Let us embrace our freedom and independence as we take personal responsibility in exercising our civic duty to vote and so positively influence the home in which our young people are developing the virtues and talents they need. We don’t want to be responsible for the ongoing decline of our society: for evil to triumph, it is only necessary that good men do nothing.
In short, you need to be actively, freely, and responsibly present in public life. I am speaking about our obligation to work in this area… I do so as a priest of Jesus Christ and as your Father, knowing that my place is to be above any factions and group interests…
If responsible Catholics… are not involved in temporal questions, this field will easily fall into the hands of those who do not consider the principles of the natural law, society’s true common good, or the rights of the Church. These people, moreover, don’t generally respect opinions contrary to their own. That is to say, without the Christian spirit of respecting certain untouchable principles and respecting the legitimate freedom of choice in debatable matters, there can be no peace, or freedom, or justice in society.
Freedom in public life and politics can be scary because we know some err and can lead others into error. This is why St. Josemaría says:
But Christ did not only give us an example of holy tolerance. He also gave us a very clear example of holy intransigence, when it comes to the things
of God. Jesus does not give way in the face of error (remember his terrible rebukes to the Pharisees!) nor does he tolerate the Creator being offended with impunity in his presence. Consider Christ’s holy indignation when faced with the abuse of the merchants in the Temple: He entered the temple and began to drive out those who sold, saying to them, “It is written, ‘My house shall be a house of prayer,’ but you have made it a den of robbers” (Luke 19:45-46).

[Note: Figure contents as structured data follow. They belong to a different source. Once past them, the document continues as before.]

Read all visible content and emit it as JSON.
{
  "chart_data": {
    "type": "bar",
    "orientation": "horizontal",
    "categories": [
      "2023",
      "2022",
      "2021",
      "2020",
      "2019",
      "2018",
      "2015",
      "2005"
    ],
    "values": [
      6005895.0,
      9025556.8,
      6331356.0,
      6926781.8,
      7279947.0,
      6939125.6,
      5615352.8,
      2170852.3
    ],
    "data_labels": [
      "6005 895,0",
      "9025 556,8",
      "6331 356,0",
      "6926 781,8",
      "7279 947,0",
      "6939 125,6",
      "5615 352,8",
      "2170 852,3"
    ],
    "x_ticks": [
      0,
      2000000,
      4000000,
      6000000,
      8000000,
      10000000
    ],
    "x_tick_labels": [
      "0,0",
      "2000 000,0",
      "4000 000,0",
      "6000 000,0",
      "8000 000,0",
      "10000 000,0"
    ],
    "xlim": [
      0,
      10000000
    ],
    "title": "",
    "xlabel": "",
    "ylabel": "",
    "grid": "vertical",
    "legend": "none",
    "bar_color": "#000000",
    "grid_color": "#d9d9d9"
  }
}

So too, we cannot tolerate that God be offended in our presence, if we can prevent it. If necessary, we too will employ a holy coercion—exercised with all possible gentleness, and always respecting the legitimate freedom of consciences. In other words, we will so act that it is clear that we are not motivated by any personal interests, but only by God’s glory.

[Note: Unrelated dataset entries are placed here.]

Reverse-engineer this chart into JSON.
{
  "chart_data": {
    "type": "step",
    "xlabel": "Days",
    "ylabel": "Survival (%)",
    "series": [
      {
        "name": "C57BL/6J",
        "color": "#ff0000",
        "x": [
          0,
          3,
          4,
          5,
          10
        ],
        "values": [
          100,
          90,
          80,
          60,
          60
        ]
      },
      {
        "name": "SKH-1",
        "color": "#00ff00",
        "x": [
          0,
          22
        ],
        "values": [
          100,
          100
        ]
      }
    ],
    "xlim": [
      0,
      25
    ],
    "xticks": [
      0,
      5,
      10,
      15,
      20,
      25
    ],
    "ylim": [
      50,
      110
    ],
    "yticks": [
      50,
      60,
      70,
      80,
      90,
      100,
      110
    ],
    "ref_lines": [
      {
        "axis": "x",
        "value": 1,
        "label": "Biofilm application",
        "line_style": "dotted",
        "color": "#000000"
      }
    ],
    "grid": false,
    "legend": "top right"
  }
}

So, we look for ways to correct any error or offense to God but always act with great charity so that we don’t commit a greater offense. As St. Josemaría goes on to write:
You also know my rule for putting this spirit into practice: holy intransigence for error, and holy tolerance for the individuals who are in error. You need, however, to teach many people how to act this way, because it is not hard to find those who confuse intransigence with bullheadedness, and tolerance with abdicating rights or compromising on the truth…
By God’s grace, by which we were born into his Church at Baptism, we know that there is only one true religion, and on this point we are unyielding, intransigent, with holy intransigence. As I often say to you, is there anyone with common sense who is prepared to yield in something as simple as the sum of two plus two? Would they accept that two plus two is three and a half? Compromise in matters of faith is a sure sign that someone does not possess the truth, or is unaware that they possess it…just to make concessions one aspect of faith or morals…
And so, you will defend whatever the Church says, for when it comes to divine truths, she is the sole Teacher. And you will do so with your example, with your words, with your writings: with all the honest means at your disposal.
Yet we still need to respect the freedom of others, as St. Josemaría goes on to say:
At the same time, inspired by love for everyone’s freedom, you will respect the views of others in matters of opinion or schools of thought. In such matters, as in all other temporal affairs, the Work [Opus Dei] will never have any collective opinion, unless the Church, as part of her teaching role, has defined one for all the faithful.
[So…] together with holy intransigence, the spirit of the Work of God requires you to be always tolerant,
also in a holy way. Being faithful to the truth, safeguarding doctrinal integrity, and defending the faith does not mean being sad or dour, nor should it be animated by a desire to destroy those who are mistaken.
Think of how our Lord dealt with the Samaritan woman at Jacob’s well, when she claimed that Samaritan worship is better than Jewish. Jesus clarifies the truth with great gentleness and charity (cf. John 4:20-26). May we deal with our family and friends in the same way, and see whole towns convert with the holy intransigence and holy tolerance that our Lord exemplifies.